When I studied at university recently in History we were expected to devise guided inquiry sequences for units of work throughout the curriculum. The model suggested was IGASAR, Initiate, Gather, Analyse, Synthesize, Apply, Reflect. I development a plan that went over a four week teaching period. It was alot of work but you realise how engaging it could be, how it can be tweaked and added to over time, and the information fluency skills as well as content students would learn using this method. This has to lead to better Grades. Brown discusses building either holistic and/or analytical rubrics which can assess the process and also content, or Striplings article that uses 3 types of assessment, Diagnostic, Formative (gradually teaching students to do for themselves) and Summative at different times throughout the process. She also mentions that assessment of information fluency needs to be integrated into the assessment of content learned. Inquiry that is linked to outcomes and ‘students know how to’ will benefit students as they are more likely to remember something that they researched rather than notes taken,(or not) during a lesson where they are passive recipients of information.
As a community theatre facilitator one of the process theatre events we produced (Raven Youth Productions) was called “Eat The Mud” a performance about learning to think for yourself as opposed to being spoon fed. It was entirely produced by youth aged 13-26 with support from a small group of facilitators.
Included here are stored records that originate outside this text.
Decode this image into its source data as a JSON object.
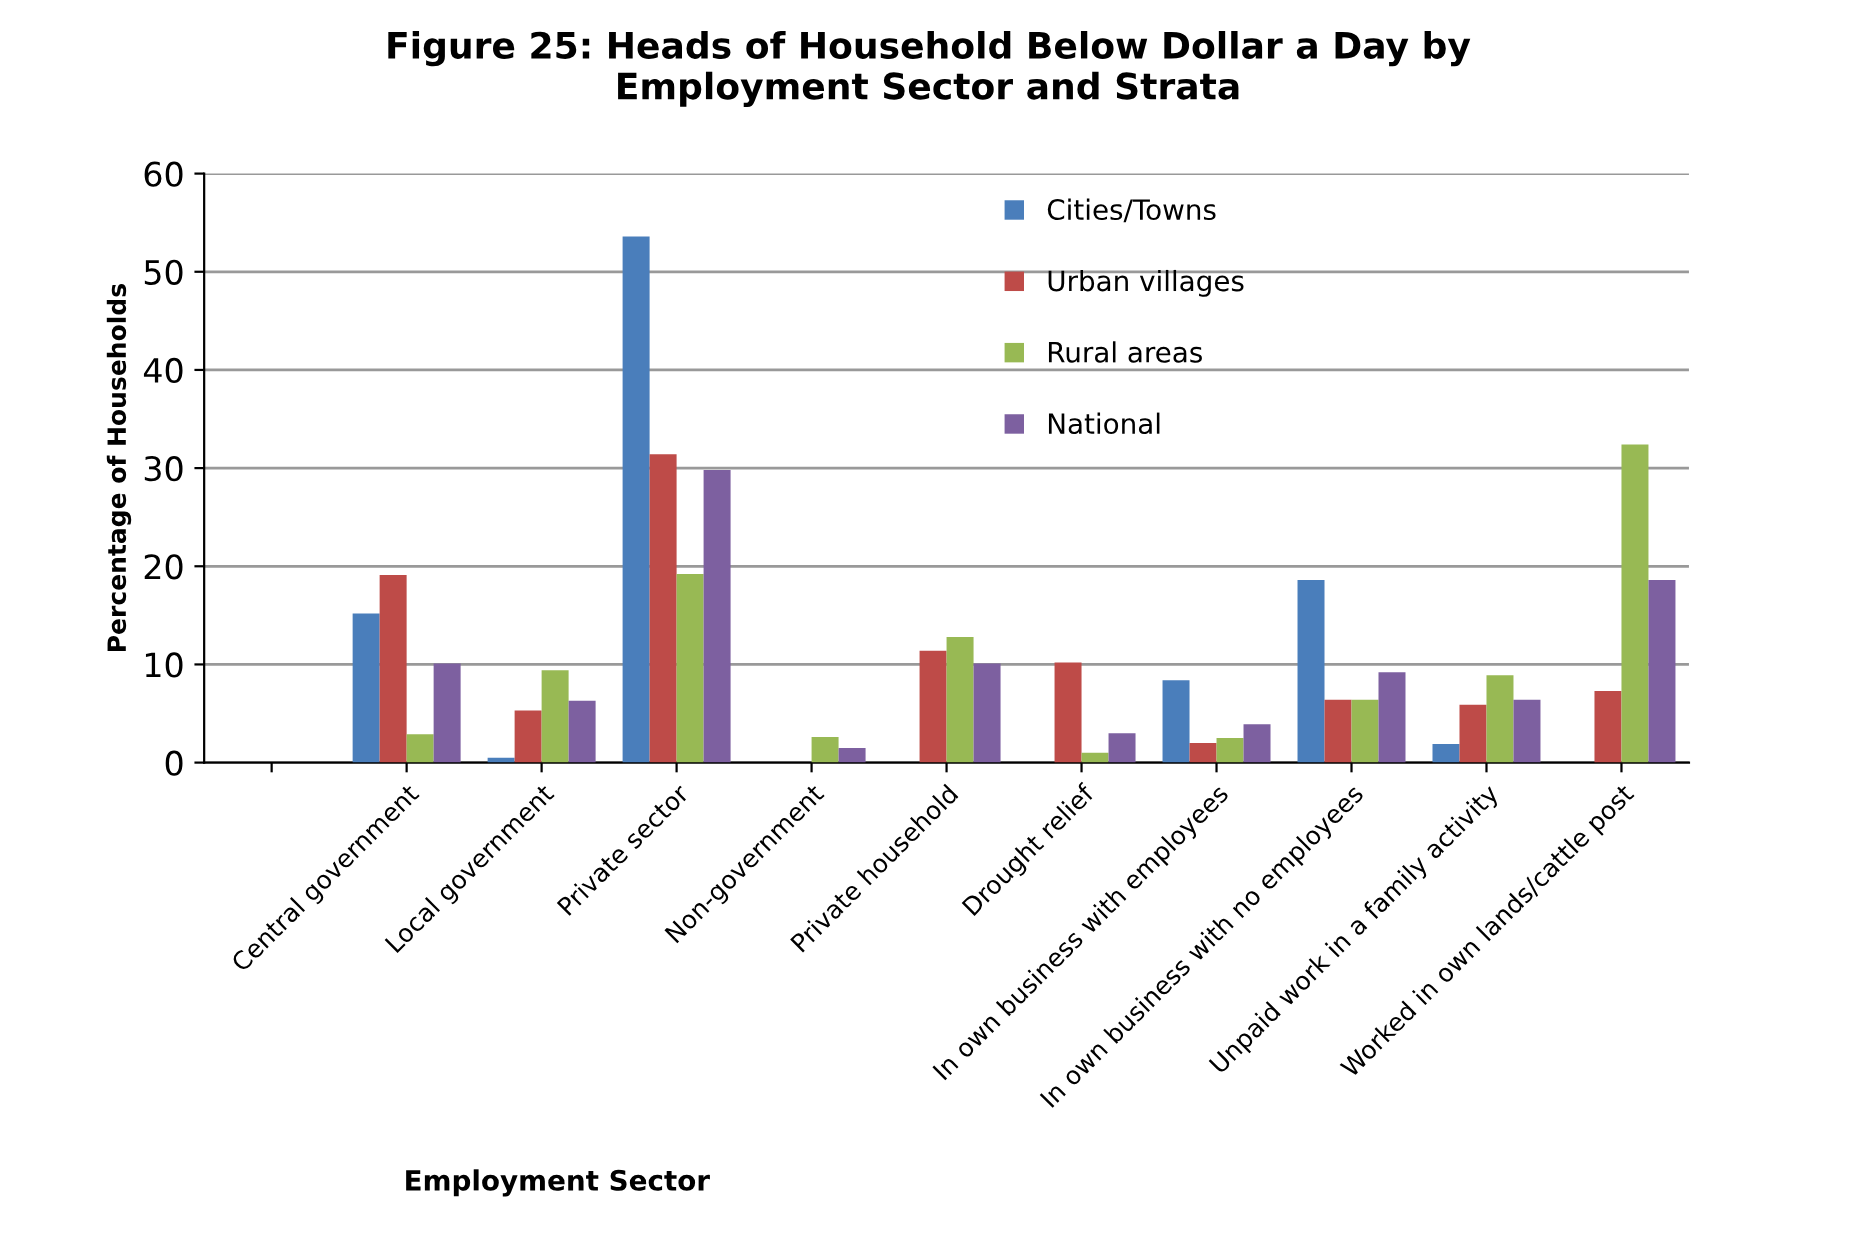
{
  "chart_data": {
    "type": "bar",
    "title": "Figure 25: Heads of Household Below Dollar a Day by\nEmployment Sector and Strata",
    "xlabel": "Employment Sector",
    "ylabel": "Percentage of Households",
    "categories": [
      null,
      "Central government",
      "Local government",
      "Private sector",
      "Non-government",
      "Private household",
      "Drought relief",
      "In own business with employees",
      "In own business with no employees",
      "Unpaid work in a family activity",
      "Worked in own lands/cattle post"
    ],
    "series": [
      {
        "name": "Cities/Towns",
        "color": "#4a7ebb",
        "values": [
          null,
          15.2,
          0.5,
          53.6,
          0,
          0,
          0,
          8.4,
          18.6,
          1.9,
          0
        ]
      },
      {
        "name": "Urban villages",
        "color": "#be4b48",
        "values": [
          null,
          19.1,
          5.3,
          31.4,
          0,
          11.4,
          10.2,
          2.0,
          6.4,
          5.9,
          7.3
        ]
      },
      {
        "name": "Rural areas",
        "color": "#98b954",
        "values": [
          null,
          2.9,
          9.4,
          19.2,
          2.6,
          12.8,
          1.0,
          2.5,
          6.4,
          8.9,
          32.4
        ]
      },
      {
        "name": "National",
        "color": "#7d60a0",
        "values": [
          null,
          10.1,
          6.3,
          29.8,
          1.5,
          10.1,
          3.0,
          3.9,
          9.2,
          6.4,
          18.6
        ]
      }
    ],
    "ylim": [
      0,
      60
    ],
    "yticks": [
      0,
      10,
      20,
      30,
      40,
      50,
      60
    ],
    "grid": "y",
    "legend": "top"
  }
}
The sense of pride and ownership the performers felt after the first public performance was amazing, they were so pleased that they could create something meaningful that was theatrical well produced and that they had something they could contribute to their community is so rewarding to be a part of.
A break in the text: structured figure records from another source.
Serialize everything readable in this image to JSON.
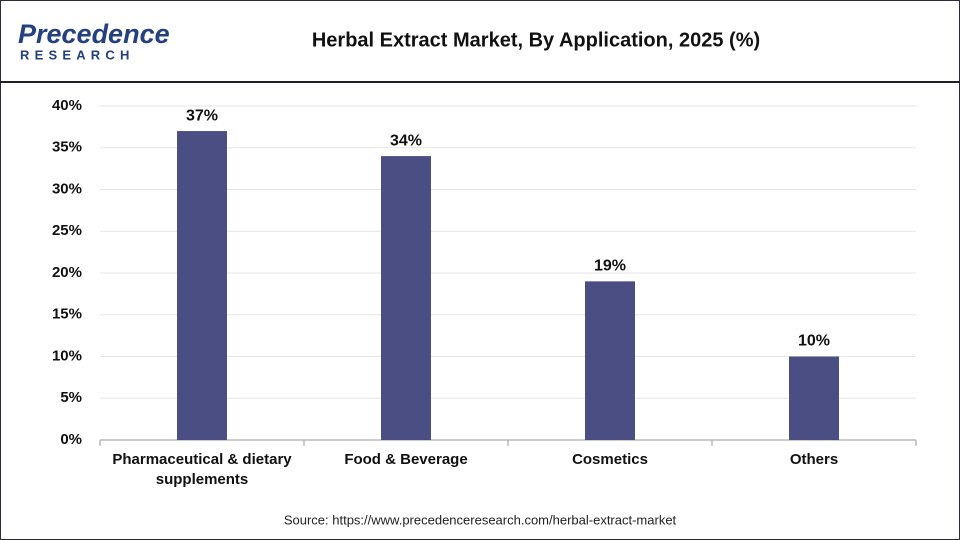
{
  "logo": {
    "name": "Precedence",
    "tagline": "RESEARCH"
  },
  "chart_data": {
    "type": "bar",
    "title": "Herbal Extract Market, By Application, 2025 (%)",
    "categories": [
      "Pharmaceutical & dietary supplements",
      "Food & Beverage",
      "Cosmetics",
      "Others"
    ],
    "values": [
      37,
      34,
      19,
      10
    ],
    "value_labels": [
      "37%",
      "34%",
      "19%",
      "10%"
    ],
    "color": "#4a4e83",
    "ylim": [
      0,
      40
    ],
    "yticks": [
      {
        "value": 0,
        "label": "0%"
      },
      {
        "value": 5,
        "label": "5%"
      },
      {
        "value": 10,
        "label": "10%"
      },
      {
        "value": 15,
        "label": "15%"
      },
      {
        "value": 20,
        "label": "20%"
      },
      {
        "value": 25,
        "label": "25%"
      },
      {
        "value": 30,
        "label": "30%"
      },
      {
        "value": 35,
        "label": "35%"
      },
      {
        "value": 40,
        "label": "40%"
      }
    ],
    "grid": true,
    "source": "Source: https://www.precedenceresearch.com/herbal-extract-market"
  }
}
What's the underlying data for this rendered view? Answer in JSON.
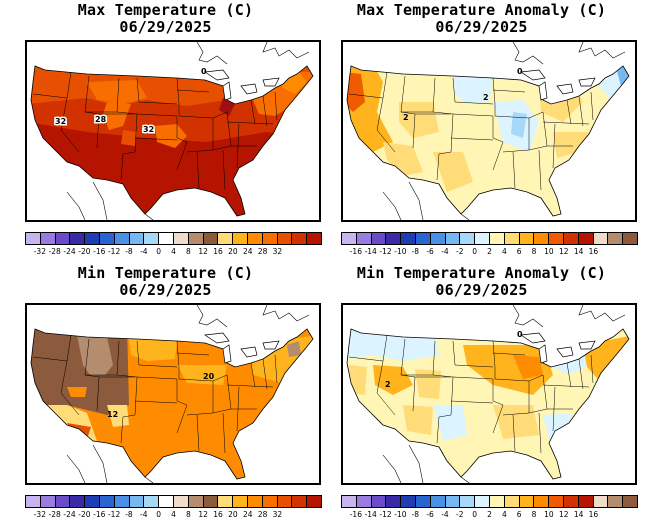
{
  "panels": [
    {
      "title": "Max Temperature (C)",
      "date": "06/29/2025",
      "map_labels": [
        "32",
        "28",
        "32"
      ],
      "colorbar": {
        "colors": [
          "#c8b4ee",
          "#9a7ce0",
          "#6a4cc8",
          "#3a2aa8",
          "#1e3cb4",
          "#2a64d2",
          "#4a90e6",
          "#78b8f0",
          "#a8d8f8",
          "#ffffff",
          "#f0dcc8",
          "#b48c6e",
          "#8c5a3c",
          "#ffdc78",
          "#ffb41e",
          "#ff8c00",
          "#f86e00",
          "#e65000",
          "#d23200",
          "#b41400"
        ],
        "ticks": [
          "-32",
          "-28",
          "-24",
          "-20",
          "-16",
          "-12",
          "-8",
          "-4",
          "0",
          "4",
          "8",
          "12",
          "16",
          "20",
          "24",
          "28",
          "32"
        ]
      }
    },
    {
      "title": "Max Temperature Anomaly (C)",
      "date": "06/29/2025",
      "map_labels": [
        "0",
        "2",
        "2"
      ],
      "colorbar": {
        "colors": [
          "#c8b4ee",
          "#9a7ce0",
          "#6a4cc8",
          "#3a2aa8",
          "#1e3cb4",
          "#2a64d2",
          "#4a90e6",
          "#78b8f0",
          "#a8d8f8",
          "#dcf4ff",
          "#fff5b4",
          "#ffdc78",
          "#ffb41e",
          "#ff8c00",
          "#f05a00",
          "#d23200",
          "#b41400",
          "#f0dcc8",
          "#b48c6e",
          "#8c5a3c"
        ],
        "ticks": [
          "-16",
          "-14",
          "-12",
          "-10",
          "-8",
          "-6",
          "-4",
          "-2",
          "0",
          "2",
          "4",
          "6",
          "8",
          "10",
          "12",
          "14",
          "16"
        ]
      }
    },
    {
      "title": "Min Temperature (C)",
      "date": "06/29/2025",
      "map_labels": [
        "20",
        "12"
      ],
      "colorbar": {
        "colors": [
          "#c8b4ee",
          "#9a7ce0",
          "#6a4cc8",
          "#3a2aa8",
          "#1e3cb4",
          "#2a64d2",
          "#4a90e6",
          "#78b8f0",
          "#a8d8f8",
          "#ffffff",
          "#f0dcc8",
          "#b48c6e",
          "#8c5a3c",
          "#ffdc78",
          "#ffb41e",
          "#ff8c00",
          "#f86e00",
          "#e65000",
          "#d23200",
          "#b41400"
        ],
        "ticks": [
          "-32",
          "-28",
          "-24",
          "-20",
          "-16",
          "-12",
          "-8",
          "-4",
          "0",
          "4",
          "8",
          "12",
          "16",
          "20",
          "24",
          "28",
          "32"
        ]
      }
    },
    {
      "title": "Min Temperature Anomaly (C)",
      "date": "06/29/2025",
      "map_labels": [
        "0",
        "2"
      ],
      "colorbar": {
        "colors": [
          "#c8b4ee",
          "#9a7ce0",
          "#6a4cc8",
          "#3a2aa8",
          "#1e3cb4",
          "#2a64d2",
          "#4a90e6",
          "#78b8f0",
          "#a8d8f8",
          "#dcf4ff",
          "#fff5b4",
          "#ffdc78",
          "#ffb41e",
          "#ff8c00",
          "#f05a00",
          "#d23200",
          "#b41400",
          "#f0dcc8",
          "#b48c6e",
          "#8c5a3c"
        ],
        "ticks": [
          "-16",
          "-14",
          "-12",
          "-10",
          "-8",
          "-6",
          "-4",
          "-2",
          "0",
          "2",
          "4",
          "6",
          "8",
          "10",
          "12",
          "14",
          "16"
        ]
      }
    }
  ]
}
I think that inquiry based learning is the same, when you can help to place the student at the centre of the learning process why would you continue to force feed students information and expect them to be interested or remember what they have learnt? So many people don’t seem to get that students will learn more from this approach, they will be engaged if it is designed well and they are given some say in how they will present the work or chose from a list of question regarding specific topics. That no it isn’t any and more difficult to mark. I have seen some great plans at a number of schools (some in senior drama others in Yr 7 GATS) in my few years of casual teaching in high schools and the students are pumped!
From my experience at university and also now having completed 2 terms of assessing quality teaching, as part of the National Partnerships Program there is a strong push towards emphasising inquiry learning and also linking information skills across faculties. It seems as if the National curriculum will also emphasise integrating information literacy across the curriculum. I have been surprised that inquiry learning wasn’t used more extensively at school and believe that it fits in with the ideals of the Quality Teaching framework.
Having the chance to work collaboratively with teachers designing inquiry sequences would be engaging, creative and make you go home with a smile on your face!
Brown, Carol, A., (2008). Building rubrics: A step-by-step process, Library Media Connection, January 2008.
Stripling, B. (2007). Assessing information fluency: gathering evidence of student learning. School library Media Activities Monthly, 23(8), 25-29.